Reading from the data warehouse’s schemas, Droughty auto-generates semantic definition files. For example, I can simply run this:
droughty cube - profile-dir ./droughty_profiles.yml - project-dir ./droughty_projects.yml
And it will generate the following Cube definitions:
cube(`events_fct`, {
sql: `select * from analytics.events_fct`,
joins: {
observations_fct: {
relationship: `hasMany`,
sql: `${CUBE.event_pk} = ${observations_fct.event_fk}`,
},
},
dimensions: {
action_geo_country_code: {
sql: `action_geo_country_code`,
type: `string`,
description: `action geo country codes (agcc) are codes assigned to countries of the world by the action geo data company. the codes consist of five numbers and are used to classify countries by geographical region. action geo country codes are used in data analysis related to geospatial applications, including mapping, marketing, and population studies.`,
},
event_date: {
sql: `event_date`,
type: `time`,
description: `event date is the day or days that a particular event is scheduled to take place.`,
},
event_pk: {
primaryKey: true,
type: `string`,
sql: `event_pk`,
description: `an event primary key is a unique identifier associated with an event, such as a conference, corporate gathering, or other special event. the primary key is typically assigned to each attendee and is used to help control event access and track attendance.`,
},
}
});
cube(`events_fct_extended`, {
sql: `select * from ANALYTICS_QA.events_fct`,
extends: events_fct,
measures: { count_of_event_pk: {
sql: `event_pk`,
type: `count`,
},
}
});
Auto-generating semantic definition files accelerate the flow from modifying your semantic layer in dbt and exposing those changes to your semantic engines.
Below is an example of how I can now query my data warehouse with Cube using the semantic elements that were defined in dbt.
Conclusion
As stated in a prior post, dbt is positioning itself to be the data platform standard.
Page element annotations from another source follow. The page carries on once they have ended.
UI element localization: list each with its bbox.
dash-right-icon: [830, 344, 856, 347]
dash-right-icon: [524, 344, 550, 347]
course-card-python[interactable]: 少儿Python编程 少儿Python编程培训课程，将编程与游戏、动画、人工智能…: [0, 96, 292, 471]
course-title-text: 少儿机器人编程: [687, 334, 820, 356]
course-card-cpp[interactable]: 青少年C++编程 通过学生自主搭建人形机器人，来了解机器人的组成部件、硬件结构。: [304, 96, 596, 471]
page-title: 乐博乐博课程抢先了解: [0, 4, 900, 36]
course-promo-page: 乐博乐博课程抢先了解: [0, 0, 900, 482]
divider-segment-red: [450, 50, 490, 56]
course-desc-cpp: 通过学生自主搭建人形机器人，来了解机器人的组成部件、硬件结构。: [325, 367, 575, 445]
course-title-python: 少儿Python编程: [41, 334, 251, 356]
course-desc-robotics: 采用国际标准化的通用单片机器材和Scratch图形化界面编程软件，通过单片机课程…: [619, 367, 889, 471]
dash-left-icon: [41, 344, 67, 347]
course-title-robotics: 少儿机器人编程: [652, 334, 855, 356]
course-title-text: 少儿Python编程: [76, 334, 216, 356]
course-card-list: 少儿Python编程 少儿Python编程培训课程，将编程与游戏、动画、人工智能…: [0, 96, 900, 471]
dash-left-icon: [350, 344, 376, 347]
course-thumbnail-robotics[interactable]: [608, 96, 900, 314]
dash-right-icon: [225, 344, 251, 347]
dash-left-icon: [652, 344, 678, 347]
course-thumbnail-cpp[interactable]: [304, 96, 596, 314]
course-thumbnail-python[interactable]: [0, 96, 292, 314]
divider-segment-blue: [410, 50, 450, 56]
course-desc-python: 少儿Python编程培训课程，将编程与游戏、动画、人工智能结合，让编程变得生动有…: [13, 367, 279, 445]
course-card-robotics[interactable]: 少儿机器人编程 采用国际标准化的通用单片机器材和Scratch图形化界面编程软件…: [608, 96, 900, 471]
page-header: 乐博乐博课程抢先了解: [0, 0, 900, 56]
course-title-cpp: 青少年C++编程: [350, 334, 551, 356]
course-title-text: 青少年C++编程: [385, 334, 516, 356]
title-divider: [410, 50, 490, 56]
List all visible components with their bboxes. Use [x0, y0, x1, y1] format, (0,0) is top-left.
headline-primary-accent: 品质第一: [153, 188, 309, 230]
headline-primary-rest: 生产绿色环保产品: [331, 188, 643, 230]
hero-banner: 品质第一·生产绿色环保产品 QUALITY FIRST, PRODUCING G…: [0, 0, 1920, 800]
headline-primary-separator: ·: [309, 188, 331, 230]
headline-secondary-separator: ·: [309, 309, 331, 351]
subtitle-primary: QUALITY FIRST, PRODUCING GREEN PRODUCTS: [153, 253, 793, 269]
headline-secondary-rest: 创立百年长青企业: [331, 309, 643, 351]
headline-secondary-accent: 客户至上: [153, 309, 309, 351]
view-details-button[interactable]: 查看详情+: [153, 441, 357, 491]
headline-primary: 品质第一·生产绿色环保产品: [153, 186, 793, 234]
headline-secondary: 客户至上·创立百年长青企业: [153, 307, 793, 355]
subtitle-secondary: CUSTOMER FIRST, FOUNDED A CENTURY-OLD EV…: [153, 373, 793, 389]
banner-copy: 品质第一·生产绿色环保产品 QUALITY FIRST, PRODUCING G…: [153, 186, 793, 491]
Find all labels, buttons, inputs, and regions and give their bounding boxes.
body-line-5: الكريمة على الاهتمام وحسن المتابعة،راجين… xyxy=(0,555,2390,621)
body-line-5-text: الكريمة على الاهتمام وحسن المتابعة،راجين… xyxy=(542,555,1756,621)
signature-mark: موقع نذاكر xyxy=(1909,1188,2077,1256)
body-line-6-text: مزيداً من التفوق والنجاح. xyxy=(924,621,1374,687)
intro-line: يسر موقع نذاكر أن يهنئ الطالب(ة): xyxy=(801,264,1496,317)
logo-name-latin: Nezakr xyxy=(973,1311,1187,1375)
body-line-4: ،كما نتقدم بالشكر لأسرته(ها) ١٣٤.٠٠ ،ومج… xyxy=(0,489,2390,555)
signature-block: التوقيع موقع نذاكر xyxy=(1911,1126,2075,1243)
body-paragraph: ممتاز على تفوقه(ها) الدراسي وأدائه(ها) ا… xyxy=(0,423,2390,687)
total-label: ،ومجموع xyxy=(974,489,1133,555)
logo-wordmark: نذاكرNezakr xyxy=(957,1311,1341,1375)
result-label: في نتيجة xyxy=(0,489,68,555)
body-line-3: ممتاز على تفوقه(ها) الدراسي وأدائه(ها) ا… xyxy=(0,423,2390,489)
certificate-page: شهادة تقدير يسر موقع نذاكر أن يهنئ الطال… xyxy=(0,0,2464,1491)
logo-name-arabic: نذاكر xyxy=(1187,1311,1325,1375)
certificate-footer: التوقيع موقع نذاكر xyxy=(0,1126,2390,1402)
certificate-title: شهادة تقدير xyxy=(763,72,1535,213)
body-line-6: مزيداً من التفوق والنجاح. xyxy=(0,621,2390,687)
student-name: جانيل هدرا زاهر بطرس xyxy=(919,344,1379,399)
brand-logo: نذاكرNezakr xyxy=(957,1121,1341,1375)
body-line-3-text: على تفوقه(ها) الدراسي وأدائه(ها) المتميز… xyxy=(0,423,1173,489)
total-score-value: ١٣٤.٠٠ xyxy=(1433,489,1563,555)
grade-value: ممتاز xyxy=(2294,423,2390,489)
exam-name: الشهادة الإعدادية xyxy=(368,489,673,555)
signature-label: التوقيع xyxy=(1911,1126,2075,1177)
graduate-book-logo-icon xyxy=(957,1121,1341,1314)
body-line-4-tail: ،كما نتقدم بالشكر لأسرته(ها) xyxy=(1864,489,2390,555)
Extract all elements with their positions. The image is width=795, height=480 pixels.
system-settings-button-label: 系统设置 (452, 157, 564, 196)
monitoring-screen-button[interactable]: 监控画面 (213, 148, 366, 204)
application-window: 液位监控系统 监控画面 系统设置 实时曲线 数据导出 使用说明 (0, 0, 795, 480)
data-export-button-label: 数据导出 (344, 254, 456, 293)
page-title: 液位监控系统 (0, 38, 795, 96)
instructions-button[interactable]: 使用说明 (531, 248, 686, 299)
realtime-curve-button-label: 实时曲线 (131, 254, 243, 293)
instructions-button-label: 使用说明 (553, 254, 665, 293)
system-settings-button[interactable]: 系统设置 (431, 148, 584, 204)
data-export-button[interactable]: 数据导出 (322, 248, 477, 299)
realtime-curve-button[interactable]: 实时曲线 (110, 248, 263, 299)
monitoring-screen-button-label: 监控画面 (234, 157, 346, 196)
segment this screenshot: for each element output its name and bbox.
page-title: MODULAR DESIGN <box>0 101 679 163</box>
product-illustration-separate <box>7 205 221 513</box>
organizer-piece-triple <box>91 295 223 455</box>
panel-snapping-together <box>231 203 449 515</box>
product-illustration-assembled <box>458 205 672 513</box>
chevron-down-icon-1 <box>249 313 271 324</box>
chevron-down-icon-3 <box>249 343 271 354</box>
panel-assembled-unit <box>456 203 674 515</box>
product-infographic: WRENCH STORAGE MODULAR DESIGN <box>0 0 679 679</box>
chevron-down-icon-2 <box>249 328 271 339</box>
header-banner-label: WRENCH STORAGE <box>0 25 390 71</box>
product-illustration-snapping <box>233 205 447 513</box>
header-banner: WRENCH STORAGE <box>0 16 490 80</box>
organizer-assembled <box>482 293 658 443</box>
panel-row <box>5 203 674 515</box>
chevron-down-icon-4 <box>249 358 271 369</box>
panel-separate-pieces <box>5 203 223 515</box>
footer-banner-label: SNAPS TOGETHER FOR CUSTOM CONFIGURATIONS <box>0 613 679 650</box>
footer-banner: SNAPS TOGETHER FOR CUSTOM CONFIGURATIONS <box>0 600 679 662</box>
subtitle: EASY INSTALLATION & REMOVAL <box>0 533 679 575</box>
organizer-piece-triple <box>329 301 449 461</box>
The dbt semantic syntax is promising and is worth integrating into data platforms. But that can’t in itself drive an entire data platform’s semantic layer.
We rely on other tools, which are well-established, mature and reliable. That includes Cube which is a great API solution for your data. It has its own syntax to define the semantic meaning of your data, but it shouldn’t be a pain to derive its definitions from what has already been defined through dbt.
Tools like Droughty are necessary when you want to build a data platform that can use what’s best from different ecosystems. Without formal integrations between certain tools, it’s up to us data practitioners to force their hands a little.